Onetia Mae Wilson meets Willie Talmadge Cothern at Topeka High School in 1930. Having seen him at some dances, she's aware of who he is and that he has a reputation for drinking. On the first day of school, the students there to register before going back home to chores or to finish picking cotton with their families, Onetia is standing with a group of her girl friends near the door of the school. Just inside the doorway, sitting on the edge of a desk, W.T. watches them, no doubt with that sly Cothern smile. The girls chatter about their summer, their hopes for the upcoming school year, and, probably, there is talk about the boys, gossip and the inevitable judgment about their looks. Glances are exchanged, perhaps a shy smile from Onetia, perhaps a slight nod from W.T., some acknowledgment of the future.
The two weeks at home, daily chores of cooking, mopping the broad plank floors in the house, feeding the chickens or wringing their necks, those days before school starts, before Onetia can see W.T. again, those days drift ever so slowly along, stretching out ahead like an horizon that never seems any closer.

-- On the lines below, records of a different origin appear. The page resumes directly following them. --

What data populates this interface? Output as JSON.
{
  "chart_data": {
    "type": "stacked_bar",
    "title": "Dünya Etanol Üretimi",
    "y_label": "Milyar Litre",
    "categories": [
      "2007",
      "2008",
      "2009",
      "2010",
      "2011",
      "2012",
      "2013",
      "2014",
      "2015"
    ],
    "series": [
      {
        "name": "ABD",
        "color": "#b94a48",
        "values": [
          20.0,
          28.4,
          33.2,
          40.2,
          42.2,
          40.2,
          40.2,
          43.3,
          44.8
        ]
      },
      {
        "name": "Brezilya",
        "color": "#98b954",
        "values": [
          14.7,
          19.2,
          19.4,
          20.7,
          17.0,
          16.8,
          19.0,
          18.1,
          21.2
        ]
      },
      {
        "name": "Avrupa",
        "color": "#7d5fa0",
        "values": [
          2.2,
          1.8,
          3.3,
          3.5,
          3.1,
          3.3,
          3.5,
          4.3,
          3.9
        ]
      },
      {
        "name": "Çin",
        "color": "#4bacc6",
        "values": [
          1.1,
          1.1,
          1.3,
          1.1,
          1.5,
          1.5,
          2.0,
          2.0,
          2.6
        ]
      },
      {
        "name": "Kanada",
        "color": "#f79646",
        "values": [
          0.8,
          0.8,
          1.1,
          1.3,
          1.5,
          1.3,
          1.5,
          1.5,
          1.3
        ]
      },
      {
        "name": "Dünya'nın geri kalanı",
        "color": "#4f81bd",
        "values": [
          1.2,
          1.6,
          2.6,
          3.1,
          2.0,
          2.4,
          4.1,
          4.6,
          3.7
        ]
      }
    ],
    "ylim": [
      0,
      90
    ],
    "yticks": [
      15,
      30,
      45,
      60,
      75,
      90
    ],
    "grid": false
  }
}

W.T. never drinks beer or any homebrew before coming to see Onetia. Sometimes he uses his father's automobile to travel those rutted red clay roads in Mississippi, sometimes a bicycle, and a few times he walks those dusty miles. Once after getting a late start home, still miles to go, he spends the night on the porch of a colored family, perhaps before drifting off to sleep, his head propped up on a piece of firewood, listening to nightsounds and watching stars wheel above the tin roof.
Wringing chicken necks in a flurry of Mississippi dust while handsome young gentleman callers wait out at the roadside mailbox. Here I am picturing known characters in times and settings unimagined. What a pleasure.